無敗を誇っていた代表チームが大敗してから、界隈はチューハイを浴びるように飲んだり、すっかり代表への愛を失ってしまったり、真っ白な灰になってしまったような人々で満たされていたけれど、「遠慮のない意見を聞きたい」と円卓会議の議長は言ったものだ。
会議に集まった人々はみんな招かれた人ではなく、たまたま大敗を目にしてからファンになったという人や、わいわいするのがただ好きだからという理由でやってきた人もいれば、何の縁もないまま遠慮なく輪に加わった人もいた。中でも注目を割と集めたのは、円卓でなければ参加は見送ったであろうという、円卓勢力の面々だった。
「それにしても、円が不十分ではないか!」
面々の1人がマンチェスターなまりの英語で言おうものなら、それに賛同する者たちがやんやの歓声を送ったり、これ見よがしにその場でけんけんを始めたりするのだった。
「どこが円だ? 円の形を理解する者の組み立てか?」
遠慮なく意見するという議長のマインドは、順調な滑り出しを見せていたものの、肝心の円卓会議の円に対して早くもけちがついているとあっては、心中穏やかであろうはずもなく、その場にいた誰しもがこの史上最大の円卓会議の行方を危ぶみ、円卓議長の手腕を危ぶみ、新たな天才的な演じ手の出現でもなければ、この腐敗の蔓延した見本なき社会を不安視するばかりなのだった。
「円じゃなければなんだと言うんだ?」
「そりゃ、四角に決まっているだろうが!」
「それに対して賛成の諸君は?」
「そこはどうでもいいところだろうが!」
「どうでもよかったら、いったい何のための会議なんだ?」
「そりゃ勿論……」
それから長い沈黙。
活発な意見が失われたため、巨大な風船爆弾を作って、議員の手から手へと回す作戦が用いられた。爆発したが最後、その人は何でも最初に発言しなければならないのだ。

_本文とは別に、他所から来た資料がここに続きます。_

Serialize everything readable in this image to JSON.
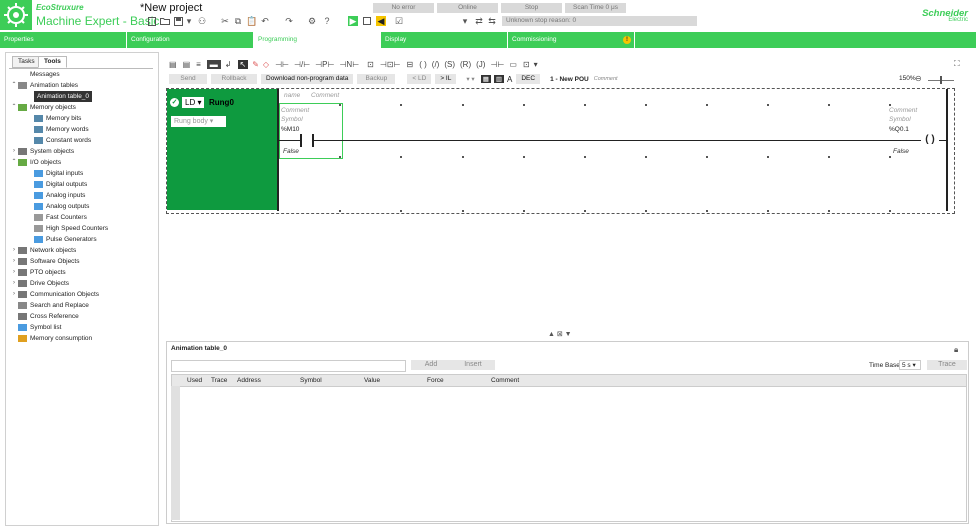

風船といってもそれは台風が運んでくるような讃岐風のうどんとは違って、「ふーふー」と息を吹きかけて冷ます必要はなかったけれど、ヤフーが気まぐれに運搬してくる天然ガスによって洗練されたローマ風のパスタ、あるいはその頃良い茹で加減を永遠的な学園の中で熟練講師によって学び取った感性の風来坊といった感じだ。より端的に言えば、通りすがりの老夫婦と言ったところだ。
回している間にも、風船はみるみる膨らんでいき、みんなをはらはらとさせた。膨らみながら沈黙を溜めて、最後の最後にはぎゃふんと言わせるつもりなのだ。ぎゃふんと言うのは俺じゃない。ぎゃふんと言うのはよほど運の悪い奴に違いない。議員たちは、それぞれに企みを秘めながら、時に急ぎ、時には大きくペースをダウンさせて、みんな自分だけは助かろうと横から横へ風船を流した。
本来ならば、そんな風船めいたゲームを挿まなくたって、活発な意見が見られるのが当然の円卓会議だったが、理想を言い始めればきりがなく、理想の会議とは、理想に追いつくためのゲームにも等しいと意見するものがあるとすれば、風船をめぐるゲームでさえ、立派に会議の一部と言えなくもなかった。